Con il processo di globalizzazione, non soltanto il nazionalismo non scompare, ma si trasforma e si rinnova. Esso, nell’età contemporanea, non è più funzionale soltanto alla formazione di nuovi stati nazionali, ma piuttosto “… sembra essere una delle principali forze alla base della costituzione di quasi-stati, ossia di entità politiche caratterizzate da una sovranità condivisa” [Castells, 2008: 37].

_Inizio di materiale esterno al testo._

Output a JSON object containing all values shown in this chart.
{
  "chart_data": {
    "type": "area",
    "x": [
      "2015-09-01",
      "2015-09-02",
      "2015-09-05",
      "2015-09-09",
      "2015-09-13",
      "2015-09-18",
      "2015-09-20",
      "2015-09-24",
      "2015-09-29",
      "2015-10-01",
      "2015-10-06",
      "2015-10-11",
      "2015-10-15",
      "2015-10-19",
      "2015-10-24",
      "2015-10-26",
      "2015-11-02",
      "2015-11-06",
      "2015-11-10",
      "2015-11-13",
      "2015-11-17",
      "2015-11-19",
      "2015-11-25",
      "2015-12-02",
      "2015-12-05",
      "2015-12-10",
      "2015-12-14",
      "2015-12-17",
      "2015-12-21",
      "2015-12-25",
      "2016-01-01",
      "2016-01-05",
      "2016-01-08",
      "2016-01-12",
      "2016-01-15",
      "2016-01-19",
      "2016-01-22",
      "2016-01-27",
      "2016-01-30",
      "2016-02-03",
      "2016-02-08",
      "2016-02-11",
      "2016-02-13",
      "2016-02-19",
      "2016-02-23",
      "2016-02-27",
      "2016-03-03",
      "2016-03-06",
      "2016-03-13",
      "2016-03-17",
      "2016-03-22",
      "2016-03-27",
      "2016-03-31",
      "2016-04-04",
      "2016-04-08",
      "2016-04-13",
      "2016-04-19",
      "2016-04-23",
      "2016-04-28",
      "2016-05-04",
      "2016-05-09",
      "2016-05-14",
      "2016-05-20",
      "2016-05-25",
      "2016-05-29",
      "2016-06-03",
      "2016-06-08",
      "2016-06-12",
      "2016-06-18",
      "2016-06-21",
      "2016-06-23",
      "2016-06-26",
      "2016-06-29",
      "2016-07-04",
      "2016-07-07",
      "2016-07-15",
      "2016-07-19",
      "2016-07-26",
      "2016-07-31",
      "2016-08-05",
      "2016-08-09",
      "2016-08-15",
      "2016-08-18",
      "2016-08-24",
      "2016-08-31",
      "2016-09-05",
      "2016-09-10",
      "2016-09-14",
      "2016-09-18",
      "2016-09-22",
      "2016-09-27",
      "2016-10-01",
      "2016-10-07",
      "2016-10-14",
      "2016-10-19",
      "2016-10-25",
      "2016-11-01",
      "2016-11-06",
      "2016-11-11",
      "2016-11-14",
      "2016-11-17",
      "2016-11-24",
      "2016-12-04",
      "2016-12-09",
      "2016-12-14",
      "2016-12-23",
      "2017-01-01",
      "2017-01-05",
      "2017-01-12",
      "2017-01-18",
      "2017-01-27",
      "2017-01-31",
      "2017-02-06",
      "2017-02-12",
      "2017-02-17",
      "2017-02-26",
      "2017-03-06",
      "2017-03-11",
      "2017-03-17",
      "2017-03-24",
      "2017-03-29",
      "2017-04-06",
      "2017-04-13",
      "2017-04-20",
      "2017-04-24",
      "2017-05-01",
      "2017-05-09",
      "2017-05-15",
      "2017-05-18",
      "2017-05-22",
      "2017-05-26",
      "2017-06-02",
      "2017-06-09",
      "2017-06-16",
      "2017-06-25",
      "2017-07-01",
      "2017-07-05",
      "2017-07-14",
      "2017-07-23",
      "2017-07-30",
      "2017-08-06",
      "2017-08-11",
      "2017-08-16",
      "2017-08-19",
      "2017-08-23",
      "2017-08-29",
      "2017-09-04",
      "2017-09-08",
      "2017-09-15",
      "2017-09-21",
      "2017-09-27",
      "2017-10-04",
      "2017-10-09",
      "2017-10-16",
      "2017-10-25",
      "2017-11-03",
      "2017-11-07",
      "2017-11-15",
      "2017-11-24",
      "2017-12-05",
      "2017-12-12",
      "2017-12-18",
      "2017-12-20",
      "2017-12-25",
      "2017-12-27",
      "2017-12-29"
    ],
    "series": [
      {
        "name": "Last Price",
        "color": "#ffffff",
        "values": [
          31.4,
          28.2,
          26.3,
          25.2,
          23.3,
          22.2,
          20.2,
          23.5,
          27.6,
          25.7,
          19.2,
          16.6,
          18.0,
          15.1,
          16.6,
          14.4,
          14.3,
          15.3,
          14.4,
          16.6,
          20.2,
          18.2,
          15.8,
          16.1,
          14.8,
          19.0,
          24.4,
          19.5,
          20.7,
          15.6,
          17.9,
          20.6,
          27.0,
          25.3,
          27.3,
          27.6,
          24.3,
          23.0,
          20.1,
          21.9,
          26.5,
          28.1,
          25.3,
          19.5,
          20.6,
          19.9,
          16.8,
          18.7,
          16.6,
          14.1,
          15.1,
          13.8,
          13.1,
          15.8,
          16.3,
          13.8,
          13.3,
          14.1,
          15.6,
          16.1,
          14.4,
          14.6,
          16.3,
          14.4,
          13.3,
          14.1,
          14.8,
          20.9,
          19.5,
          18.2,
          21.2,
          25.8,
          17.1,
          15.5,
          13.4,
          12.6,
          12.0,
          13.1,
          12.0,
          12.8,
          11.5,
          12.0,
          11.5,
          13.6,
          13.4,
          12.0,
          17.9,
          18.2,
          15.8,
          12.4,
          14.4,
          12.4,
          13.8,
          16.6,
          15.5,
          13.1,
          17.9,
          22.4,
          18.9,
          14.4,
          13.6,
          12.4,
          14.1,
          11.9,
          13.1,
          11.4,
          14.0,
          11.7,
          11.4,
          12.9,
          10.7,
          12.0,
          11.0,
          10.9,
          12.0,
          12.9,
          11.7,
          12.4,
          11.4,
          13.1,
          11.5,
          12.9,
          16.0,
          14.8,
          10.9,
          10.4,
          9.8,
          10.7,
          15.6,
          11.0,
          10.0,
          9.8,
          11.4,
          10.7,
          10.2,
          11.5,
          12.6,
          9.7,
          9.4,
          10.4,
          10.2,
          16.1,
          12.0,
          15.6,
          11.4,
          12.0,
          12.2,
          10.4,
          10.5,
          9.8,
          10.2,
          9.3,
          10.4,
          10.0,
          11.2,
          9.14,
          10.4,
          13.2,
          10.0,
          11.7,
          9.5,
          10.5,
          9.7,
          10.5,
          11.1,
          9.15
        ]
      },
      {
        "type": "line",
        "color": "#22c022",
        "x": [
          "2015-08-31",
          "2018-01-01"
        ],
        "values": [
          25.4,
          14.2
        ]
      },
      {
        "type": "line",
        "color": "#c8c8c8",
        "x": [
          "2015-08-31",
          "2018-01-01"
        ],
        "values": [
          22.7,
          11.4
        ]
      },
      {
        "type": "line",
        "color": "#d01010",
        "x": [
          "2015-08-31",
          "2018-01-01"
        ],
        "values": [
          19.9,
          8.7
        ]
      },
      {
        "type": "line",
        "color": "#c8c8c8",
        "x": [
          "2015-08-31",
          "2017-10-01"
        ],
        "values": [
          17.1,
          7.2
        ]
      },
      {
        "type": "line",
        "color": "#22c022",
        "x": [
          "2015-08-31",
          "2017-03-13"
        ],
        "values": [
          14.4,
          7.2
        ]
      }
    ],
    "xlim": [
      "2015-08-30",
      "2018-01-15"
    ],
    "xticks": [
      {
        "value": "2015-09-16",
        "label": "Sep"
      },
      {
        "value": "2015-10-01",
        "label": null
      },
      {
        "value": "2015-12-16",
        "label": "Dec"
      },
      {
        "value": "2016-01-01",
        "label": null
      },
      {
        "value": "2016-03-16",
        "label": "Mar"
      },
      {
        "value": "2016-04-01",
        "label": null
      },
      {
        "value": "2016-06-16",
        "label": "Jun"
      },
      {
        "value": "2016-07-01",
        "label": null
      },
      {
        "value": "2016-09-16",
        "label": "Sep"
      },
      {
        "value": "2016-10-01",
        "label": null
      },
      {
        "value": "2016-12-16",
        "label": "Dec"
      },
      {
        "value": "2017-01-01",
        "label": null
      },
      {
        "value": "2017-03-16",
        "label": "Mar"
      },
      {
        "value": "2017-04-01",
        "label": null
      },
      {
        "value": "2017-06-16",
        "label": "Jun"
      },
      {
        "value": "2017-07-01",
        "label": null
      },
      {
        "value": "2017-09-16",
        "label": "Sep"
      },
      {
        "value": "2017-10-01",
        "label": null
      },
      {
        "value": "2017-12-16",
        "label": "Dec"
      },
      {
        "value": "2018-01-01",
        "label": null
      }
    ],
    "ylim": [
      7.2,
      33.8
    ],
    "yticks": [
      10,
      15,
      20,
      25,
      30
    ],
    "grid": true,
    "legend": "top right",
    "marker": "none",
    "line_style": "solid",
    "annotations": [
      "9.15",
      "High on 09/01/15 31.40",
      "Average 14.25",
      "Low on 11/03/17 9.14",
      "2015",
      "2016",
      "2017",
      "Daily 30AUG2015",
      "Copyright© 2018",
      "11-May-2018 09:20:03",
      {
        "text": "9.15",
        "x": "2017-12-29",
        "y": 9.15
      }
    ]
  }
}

Anche secondo Grilli di Cortona, nell’età globale il nazionalismo delle minoranze non è destinato ad estinguersi. Esso semmai assume una fisionomia diversa e post-moderna. Se Keating e Latouche parlano di movimenti e partiti che fanno riferimento soprattutto a valori civici, Grilli di Cortona sottolinea come “[…] accanto a un nazionalismo etnico tradizionale si stia facendo spazio un nazionalismo a sfondo regionale che muove soprattutto da considerazioni di ordine economico, con obiettivi e forme espressive talvolta sensibilmente diverse” [Grilli di Cortona, 2003: 276].